These confounding circumstances have led many economists to rally behind the concept of so-called “secular stagnation.” As a diagnosis, secular stagnation is simple: It’s the idea that the economic problems the U.S. continues to face aren’t a product of the “business cycle,” the ebb and flow of boom times and recession (hence the “secular” part), but may well be permanent drags on the modern economy. “It’s a kind of long term and sustained slow-down in economic growth,” says Larry Summers, who served as Bill Clinton’s treasury secretary and is widely credited with dusting off the concept of secular stagnation and bringing it into the mainstream.
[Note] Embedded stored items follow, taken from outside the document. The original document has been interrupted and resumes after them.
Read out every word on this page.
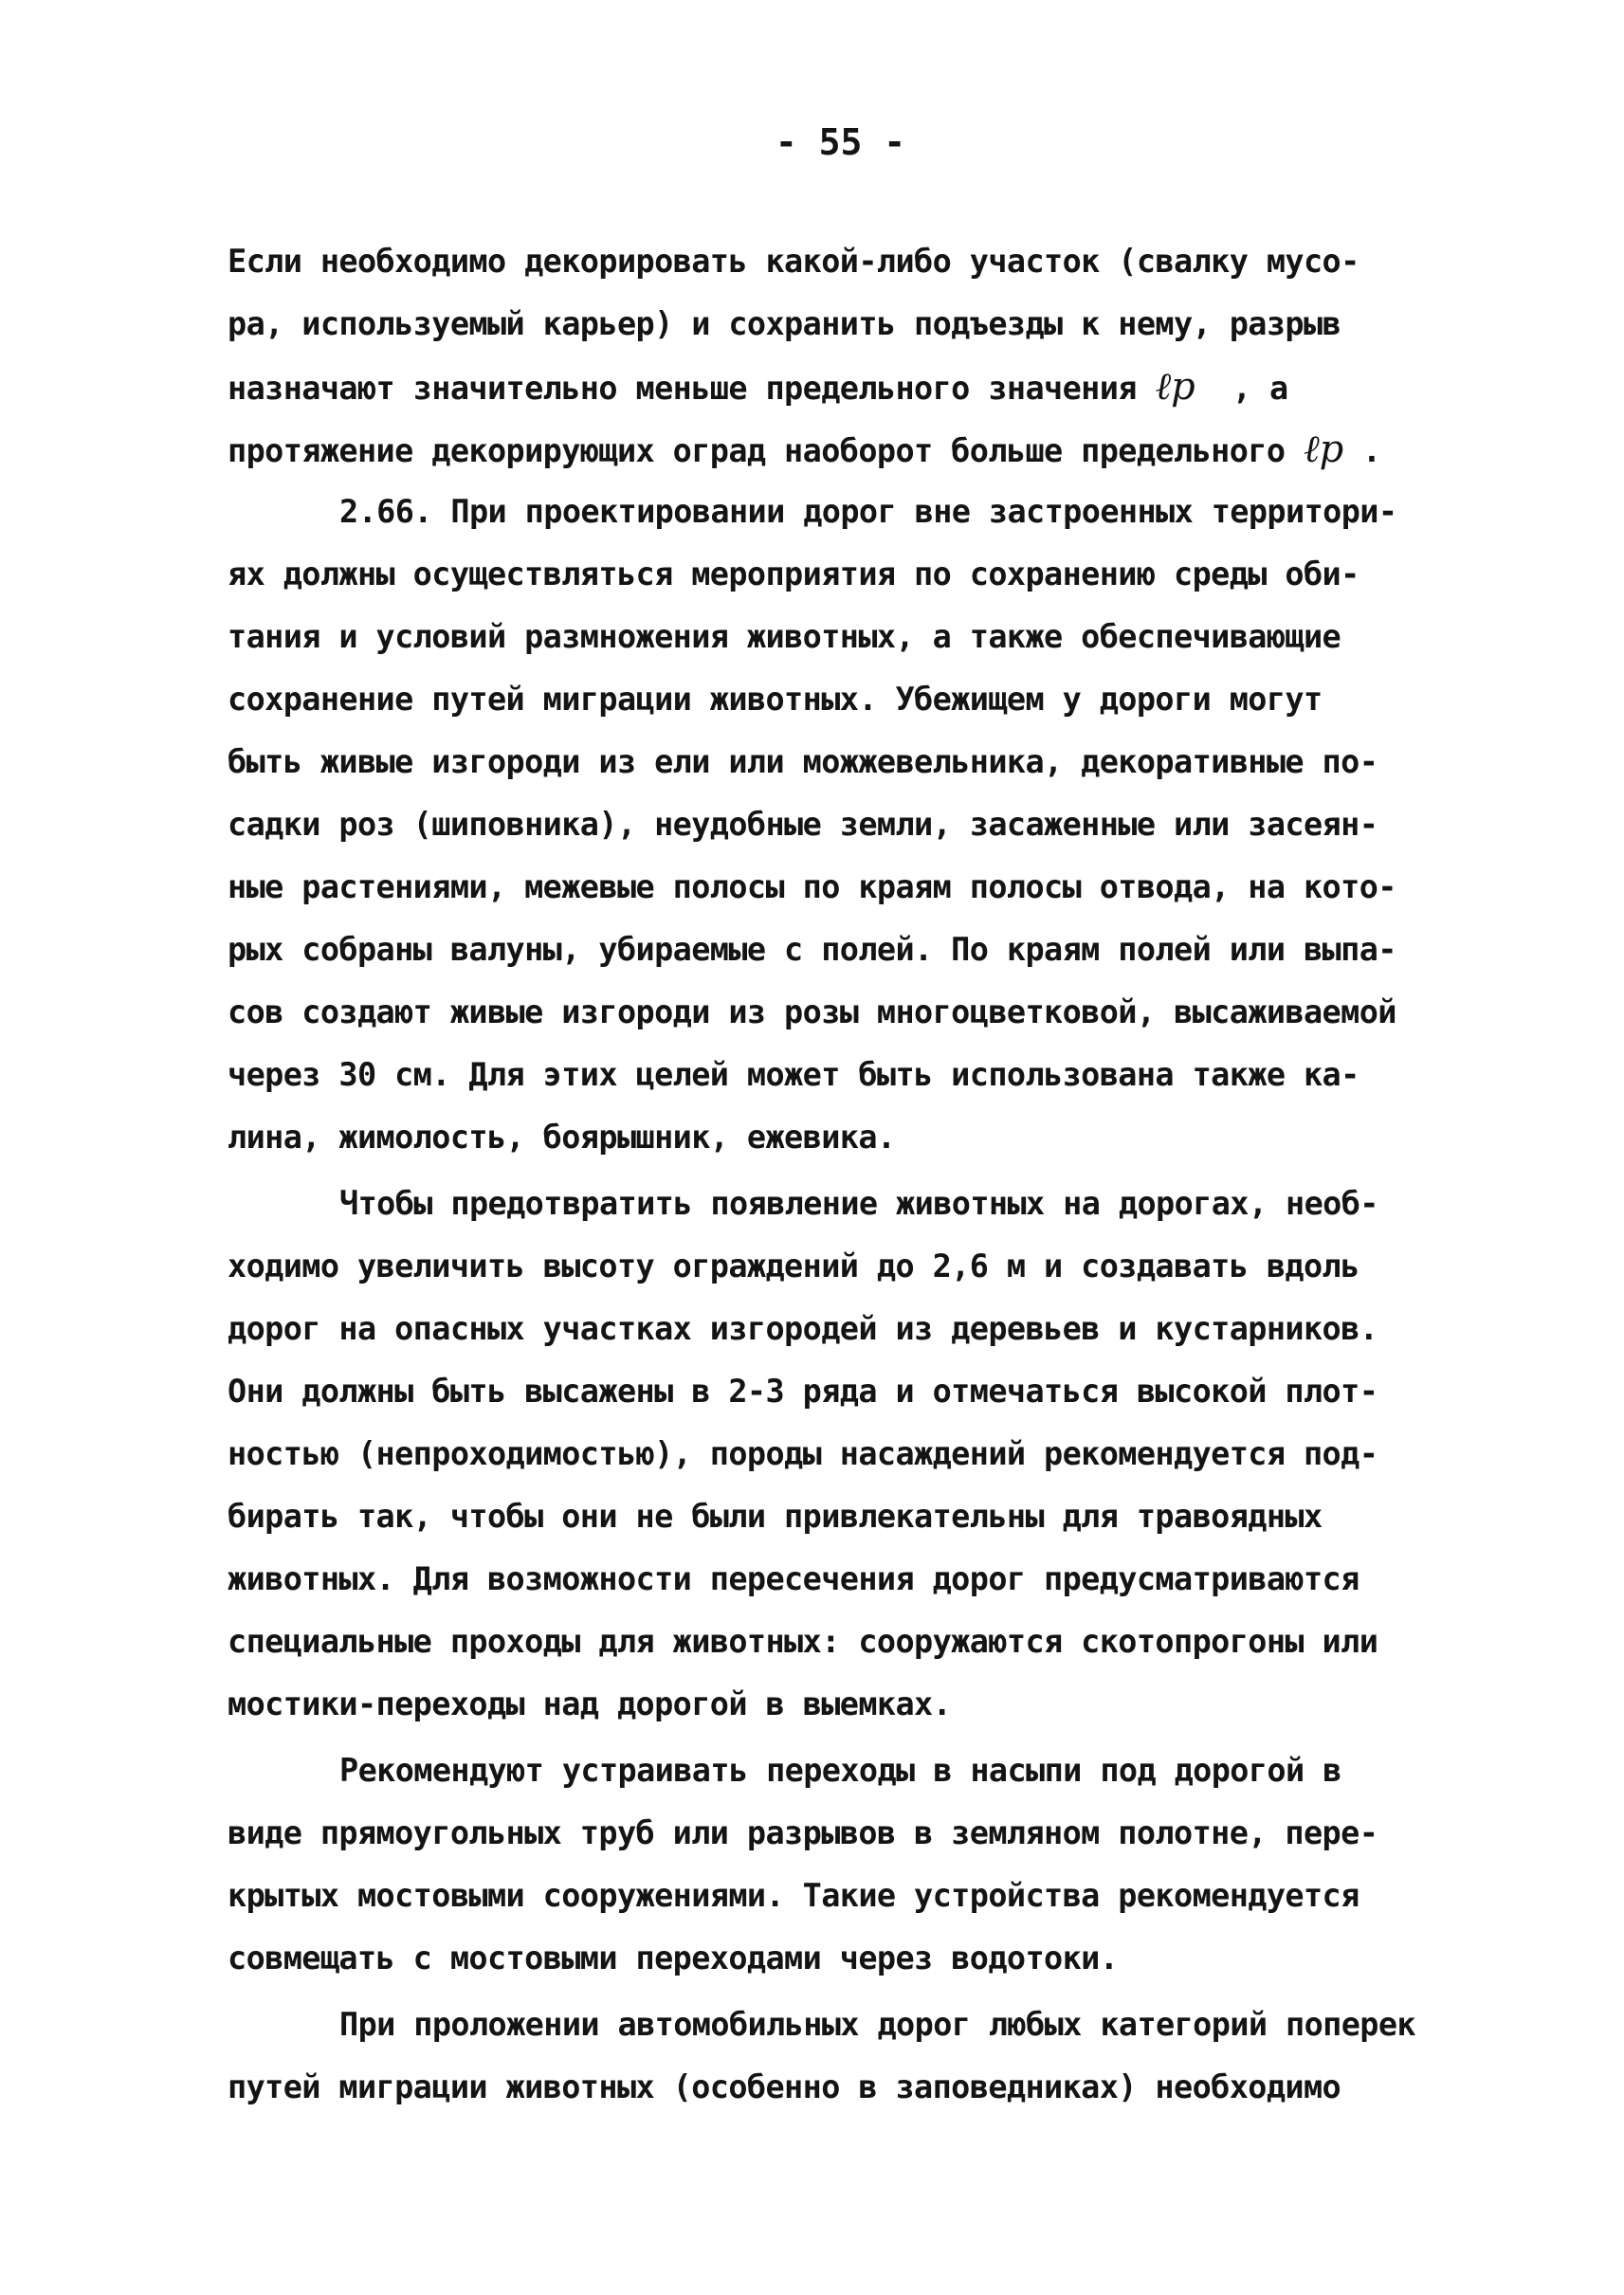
- 55 -
Если необходимо декорировать какой-либо участок (свалку мусо-
ра, используемый карьер) и сохранить подъезды к нему, разрыв
назначают значительно меньше предельного значения ℓр  , а
протяжение декорирующих оград наоборот больше предельного ℓр .
2.66. При проектировании дорог вне застроенных территори-
ях должны осуществляться мероприятия по сохранению среды оби-
тания и условий размножения животных, а также обеспечивающие
сохранение путей миграции животных. Убежищем у дороги могут
быть живые изгороди из ели или можжевельника, декоративные по-
садки роз (шиповника), неудобные земли, засаженные или засеян-
ные растениями, межевые полосы по краям полосы отвода, на кото-
рых собраны валуны, убираемые с полей. По краям полей или выпа-
сов создают живые изгороди из розы многоцветковой, высаживаемой
через 30 см. Для этих целей может быть использована также ка-
лина, жимолость, боярышник, ежевика.
Чтобы предотвратить появление животных на дорогах, необ-
ходимо увеличить высоту ограждений до 2,6 м и создавать вдоль
дорог на опасных участках изгородей из деревьев и кустарников.
Они должны быть высажены в 2-3 ряда и отмечаться высокой плот-
ностью (непроходимостью), породы насаждений рекомендуется под-
бирать так, чтобы они не были привлекательны для травоядных
животных. Для возможности пересечения дорог предусматриваются
специальные проходы для животных: сооружаются скотопрогоны или
мостики-переходы над дорогой в выемках.
Рекомендуют устраивать переходы в насыпи под дорогой в
виде прямоугольных труб или разрывов в земляном полотне, пере-
крытых мостовыми сооружениями. Такие устройства рекомендуется
совмещать с мостовыми переходами через водотоки.
При проложении автомобильных дорог любых категорий поперек
путей миграции животных (особенно в заповедниках) необходимо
The phrase was originally coined in a 1938 address by economist Alvin Hansen to the American Economic Association. Grappling with the sluggish recovery that followed the Great Depression, Hansen predicted that slower population growth and a lower speed of technological progress would combine to thwart full employment, wage increases, and general economic expansion. In both cases, Hansen’s reasoning was the same: without new people entering the work force and new inventions coming onto the market, there would be less investment in new goods, employees and services. Without investment, fewer businesses would open or expand, growth would slow, and more workers would be unable to find jobs.
Hansen painted an eerily familiar picture: “This is the essence of secular stagnation,” he explained, “sick recoveries which die in their infancy and depressions which feed on themselves and leave a hard and seemingly immovable core of unemployment.” He could have been describing 1938 or 2016.